WASHINGTON — A rare failure in a metal-alloy disk spinning in the engine of an American Airlines jet sparked a fire that prevented takeoff, federal investigators said Tuesday.
The National Transportation Safety Board discovered quickly after the Oct. 28, 2016 incident in Chicago that a disk broke apart in the General Electric engine on the right side of the plane.
Within weeks, GE said there was a flaw in the common nickel-metal alloy used to manufacture the disk. But GE said the problem hadn't been detected in 30 years and there was only one plane at that time still using a disk from the same batch of alloy.
The board ruled that the internal manufacturing flaw likely wasn't possible to detect during manufacture or inspections between flights. The board urged the Federal Aviation Administration to develop new inspections for airliner engines to find internal disk cracks.
Robert Sumwalt, the board chairman and a former airline pilot, noted that nearly every airliner engine uses a similar metal alloy and this was the only reported failure in this way.
“It’s going to scare people," Sumwalt said. "The fact is this is a very, very rare failure."
Nobody was killed in the incident at O’Hare International Airport aboard a flight headed to Miami. But one passenger was seriously injured and 19 suffered minor injuries during the chaotic evacuation of the Boeing 767-300ER.
Investigators later found four pieces of the engine hurled up to a half-mile away on airport grounds. Holes were punctured in the right wing.
The pilots aborted the takeoff as passengers and crew members could see flames outside the window from rows 28 to 32. The pilots abandoned the takeoff at 147 mph, just before the limit of 154 mph to stop safely.
“They pulled this off spectacularly by having this rejected takeoff still stay on the runway," said Christopher Hart, a safety-board member. “I want to give kudos to the flight crew."
More about the engine fire and its aftermath:
Passengers moved from the right to the left side of the plane before it stopped moving, witnesses told investigators. Then passengers rushed the exit doors before the plane came to a halt about 3,775 feet from the end of the runway, and the cabin filled with smoke, investigators said.
Flight attendants had reported a loud noise – like a blown tire – while rolling down the runway before the plane fishtailed.
Flight attendants had trouble using the plane's phones to consult with pilots and notify them about evacuating.

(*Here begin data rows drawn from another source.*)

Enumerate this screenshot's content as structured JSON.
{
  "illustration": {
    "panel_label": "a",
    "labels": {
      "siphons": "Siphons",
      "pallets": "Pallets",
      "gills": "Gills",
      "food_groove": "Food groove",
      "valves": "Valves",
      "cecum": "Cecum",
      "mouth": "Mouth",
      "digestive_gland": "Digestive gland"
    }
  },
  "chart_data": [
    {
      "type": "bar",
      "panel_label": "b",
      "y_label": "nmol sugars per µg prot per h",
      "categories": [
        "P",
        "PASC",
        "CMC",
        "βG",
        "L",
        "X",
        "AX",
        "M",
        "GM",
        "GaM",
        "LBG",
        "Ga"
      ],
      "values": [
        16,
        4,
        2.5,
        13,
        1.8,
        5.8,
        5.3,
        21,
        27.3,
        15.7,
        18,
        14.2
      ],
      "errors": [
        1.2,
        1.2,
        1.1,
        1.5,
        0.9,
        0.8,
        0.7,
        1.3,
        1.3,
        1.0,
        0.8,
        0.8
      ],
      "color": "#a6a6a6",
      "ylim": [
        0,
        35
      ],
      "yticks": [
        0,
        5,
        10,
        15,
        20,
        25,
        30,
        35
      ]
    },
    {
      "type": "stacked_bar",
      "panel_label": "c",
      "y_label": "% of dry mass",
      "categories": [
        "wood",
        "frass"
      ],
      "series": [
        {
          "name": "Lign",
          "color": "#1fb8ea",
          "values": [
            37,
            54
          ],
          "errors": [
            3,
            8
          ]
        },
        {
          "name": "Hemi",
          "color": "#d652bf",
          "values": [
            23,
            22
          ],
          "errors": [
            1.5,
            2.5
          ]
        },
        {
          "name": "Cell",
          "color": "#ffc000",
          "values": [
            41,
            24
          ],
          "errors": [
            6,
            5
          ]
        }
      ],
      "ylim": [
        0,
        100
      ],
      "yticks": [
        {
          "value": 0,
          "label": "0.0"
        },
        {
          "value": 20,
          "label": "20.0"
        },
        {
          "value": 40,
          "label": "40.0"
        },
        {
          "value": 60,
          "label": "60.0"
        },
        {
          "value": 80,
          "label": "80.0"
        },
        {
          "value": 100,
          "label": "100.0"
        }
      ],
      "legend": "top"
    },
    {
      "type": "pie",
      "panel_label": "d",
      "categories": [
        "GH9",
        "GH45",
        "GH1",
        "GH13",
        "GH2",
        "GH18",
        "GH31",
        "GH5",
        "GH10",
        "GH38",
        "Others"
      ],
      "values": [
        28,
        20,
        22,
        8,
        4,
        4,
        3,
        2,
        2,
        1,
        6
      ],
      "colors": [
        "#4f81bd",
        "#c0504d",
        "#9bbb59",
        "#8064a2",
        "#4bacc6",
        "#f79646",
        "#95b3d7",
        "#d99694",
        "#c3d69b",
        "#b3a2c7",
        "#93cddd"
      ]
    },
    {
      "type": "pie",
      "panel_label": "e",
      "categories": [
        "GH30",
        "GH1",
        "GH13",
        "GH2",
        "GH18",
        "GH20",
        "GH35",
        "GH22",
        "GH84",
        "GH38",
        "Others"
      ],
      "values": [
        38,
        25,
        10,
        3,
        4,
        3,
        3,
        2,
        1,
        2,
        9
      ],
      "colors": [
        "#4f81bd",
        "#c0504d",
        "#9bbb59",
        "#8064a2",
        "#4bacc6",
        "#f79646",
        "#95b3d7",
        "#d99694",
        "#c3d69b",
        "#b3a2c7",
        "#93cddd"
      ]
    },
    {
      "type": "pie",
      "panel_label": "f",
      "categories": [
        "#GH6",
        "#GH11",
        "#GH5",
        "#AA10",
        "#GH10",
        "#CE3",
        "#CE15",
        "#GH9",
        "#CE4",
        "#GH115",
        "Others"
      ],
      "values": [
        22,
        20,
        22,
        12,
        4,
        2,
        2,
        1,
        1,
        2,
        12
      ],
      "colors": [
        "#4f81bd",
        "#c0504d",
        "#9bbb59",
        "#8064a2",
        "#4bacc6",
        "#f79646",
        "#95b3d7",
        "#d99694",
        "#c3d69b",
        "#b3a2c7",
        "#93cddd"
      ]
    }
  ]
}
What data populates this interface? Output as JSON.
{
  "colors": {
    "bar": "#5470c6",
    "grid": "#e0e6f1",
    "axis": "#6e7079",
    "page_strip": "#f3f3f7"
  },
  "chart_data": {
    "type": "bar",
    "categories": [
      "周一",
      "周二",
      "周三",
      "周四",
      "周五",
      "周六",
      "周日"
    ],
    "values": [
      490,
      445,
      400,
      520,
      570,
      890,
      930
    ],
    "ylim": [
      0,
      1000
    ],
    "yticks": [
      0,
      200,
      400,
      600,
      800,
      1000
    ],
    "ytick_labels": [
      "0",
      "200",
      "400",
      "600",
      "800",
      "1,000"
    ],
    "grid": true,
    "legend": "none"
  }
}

American Airlines has 13 different types of phones, including two for the 767. The type on the accident plane required the flight attendant to read a number on the back of the handset and then dial it, which the flight attendant said she dialed mistakenly.
“Even though there were mistakes, the majority of the flight attendants remained calm and did the job that they were required to do and trained to do, which was to put the safety of the passengers first," said Bella Dinh-Zarr, a safety-board member.
Kevin Brickner, American’s vice president for safety and operations, said in a statement to that board that flight attendants took the right steps to focus on evacuating the plane despite difficulties communicating with pilots.
“American empowers all crew members with the discretion to order an evacuation for safety purposes, and, under the exigent circumstances with visible smoke and fire, it was clearly appropriate for the cabin crew to initiate the evacuation without delay,” Brickner said.
American is enhancing training with mockups of each specific type of intercom phones installed on its fleet, he said.
“American Airlines has a robust safety culture, sound training programs for pilots and flight attendants, and well-proven operational and maintenance procedures,” Brickner said.
Emergency slides were blown toward the rear of the plane before the engine was shut down. One passenger in seat 20B told investigators he tumbled getting off the bottom of the slide where there was no one to help him. He was seriously injured when he was knocked over by the thrust from the engine.
American Airlines didn't have a separate checklist for engine failures on the ground, in contrast to an engine fire in the air, which could have urged pilots to shut off a second engine that wasn't on fire during an evacuation, investigators said. The board recommended the airline develop one.
Flight attendants told passengers to leave their bags behind. Despite passengers screaming “fire, open the door,” at least a couple of passengers refused to comply with flight attendants.
One man insisted on carrying a bag over his head. A woman struggled briefly with a flight attendant in the burning plane to keep her large bag.
“There needs to be something done with bags,” a flight attendant told investigators. “One passenger came running up the right aisle with a bag over his head. A flight attendant from the back was trying to get it away from him. The man kept yelling, ‘I’m taking it with me.’”
The board recommended FAA develop better counter-measures to prevent passengers from bringing carry-on bags with them during an evacuation. Airline officials agreed that the industry should develop better standards for carry-on bags, to avoid puncturing evacuation slides.
Crews train to evacuate planes within 90 seconds. Investigators found that after the plane halted, exit doors began opening after 15 seconds. The first passengers left within 31 seconds and all were out within 2 minutes and 11 seconds.
The fire scorched the outside of the plane, charring insulation blankets and melting windows before ultimately melting the wing. But Chicago fire investigators removed side panels and ceiling panels in the cabin from rows 28 to 35, and found no flames had gotten inside the plane.